Behavioural economics acknowledges that we’re not rational machines – but rather flawed, biased, and most of all, human.

Who started it? 

Kahneman, Tversky, and Thaler are seen as the forefathers of behavioural economics. In 1979, psychologists Amos Tversky and Daniel Kahneman introduced the “Prospect theory”, which we know now as ‘loss aversion’. Meanwhile, Richard Thaler was one of the first to identify the “anomalies” in human behaviour that can’t be explained with standard economic theory: that people are influenced by their environment, past experiences and emotional and mental states.

However, like most things, people were discussing behavioural economics long before we coined the term. 18th-century economist and philosopher Adam Smith argued that behaviour was determined by the struggle between the “passions” and the “impartial spectator”. 

What are some examples of behavioural economics? 

Once you know about behavioural economic theory, you start to see it everywhere: 

  • Free trials. The theory of loss aversion says that people are persuaded to keep using a product or service after the trial ends.
  • Mental accounting. Treating money differently depending on its origin or intended use. For example, people are more likely to drive across town to save £10 on a £20 purchase, than £10 on a £1,000 purchase (even if it’s the same amount of effort).
  • Discount pricing. Ending prices in “.99” makes people perceive a lower price.
  • Limited-time offers and scarcity. Buying something if it’s on sale for a limited time only, or if there’s limited stock available.
  • Social proof. Trusting products that other people seem to approve of.
  • Loss aversion. People feel the pain of losing something more intensely than the pleasure of gaining something of equal value.
  • Framing. The way information is presented can influence choices.
  • Winning streaks. Or the ‘hot-hand fallacy, which is the belief that a player, team, investment (etcetera) on a winning streak has a higher chance of winning their next game.
  • Sunk-cost fallacy. When a person is reluctant to abandon something because they have already invested time or money into it, even if abandonment would be better for them.

Why should businesses care about it? 

Businesses should treat their customers like the humans that they are. “By paying attention to the individual decision-making process, we are slowly building a much richer picture of human economic behaviour,” says Dr Vera te Velde, a Senior Lecturer from the University of Queensland School of Economics. 

It’s also important to have an understanding of behavioural economics from a global perspective. For example, major economic crises, especially the 2008 financial crash, can’t always be explained by traditional economic theory. It’s why some economists ask us to lean into “radical uncertainty” – to embrace the things that can’t be explained by probability or ‘rational thinking’. 

How can businesses make use of it? 

Businesses that grasp behavioural economics might think about “nudging” potential customers. To “nudge” is to use psychological insights to gently influence people to make decisions that would benefit them, in an ethical and informative way, without taking away their freedom of choice. It’s about understanding customers, not manipulating them.
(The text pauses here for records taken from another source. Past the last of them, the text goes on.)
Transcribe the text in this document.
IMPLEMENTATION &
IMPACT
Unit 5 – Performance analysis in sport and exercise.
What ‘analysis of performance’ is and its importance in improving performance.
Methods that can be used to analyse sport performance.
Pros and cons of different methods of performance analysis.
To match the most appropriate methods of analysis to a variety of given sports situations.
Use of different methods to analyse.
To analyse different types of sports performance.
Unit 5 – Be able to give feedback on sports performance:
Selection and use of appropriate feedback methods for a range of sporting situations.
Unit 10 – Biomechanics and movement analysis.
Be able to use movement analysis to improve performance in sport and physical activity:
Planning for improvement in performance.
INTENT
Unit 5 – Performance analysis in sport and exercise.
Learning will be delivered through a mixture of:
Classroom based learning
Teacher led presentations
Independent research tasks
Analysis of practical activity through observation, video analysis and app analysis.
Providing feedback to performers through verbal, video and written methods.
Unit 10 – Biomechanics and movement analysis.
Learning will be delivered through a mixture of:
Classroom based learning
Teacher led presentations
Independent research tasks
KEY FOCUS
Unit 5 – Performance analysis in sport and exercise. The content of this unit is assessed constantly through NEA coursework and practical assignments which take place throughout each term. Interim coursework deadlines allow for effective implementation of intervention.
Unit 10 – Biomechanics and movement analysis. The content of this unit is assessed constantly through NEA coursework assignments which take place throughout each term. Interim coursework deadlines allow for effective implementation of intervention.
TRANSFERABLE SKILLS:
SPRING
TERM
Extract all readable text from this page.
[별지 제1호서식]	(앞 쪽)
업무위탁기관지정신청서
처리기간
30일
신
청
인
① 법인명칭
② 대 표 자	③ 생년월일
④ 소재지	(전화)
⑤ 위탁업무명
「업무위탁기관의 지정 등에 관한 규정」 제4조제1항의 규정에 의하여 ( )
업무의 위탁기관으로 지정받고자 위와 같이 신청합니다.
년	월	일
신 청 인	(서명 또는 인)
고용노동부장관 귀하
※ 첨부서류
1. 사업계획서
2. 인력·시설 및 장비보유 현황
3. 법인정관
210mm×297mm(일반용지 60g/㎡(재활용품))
The pioneers of “nudge” Richard Thaler and Cass Sunstein say in their book of the same name: “To count as a mere nudge, the intervention must be easy and cheap to avoid. Nudges are not mandates. Putting fruit at eye level counts as a nudge. Banning junk food does not.”

Nudging is about understanding customers, not manipulating them.

Essayist, scholar, statistician, former trader and risk analyst Nassim Nicholas Taleb once described economies like cats: “They are closer to the cat than to the washing machine but tend to be mistaken for washing machines.” And just as the economy is a man-made, human, flawed thing – so is human behaviour.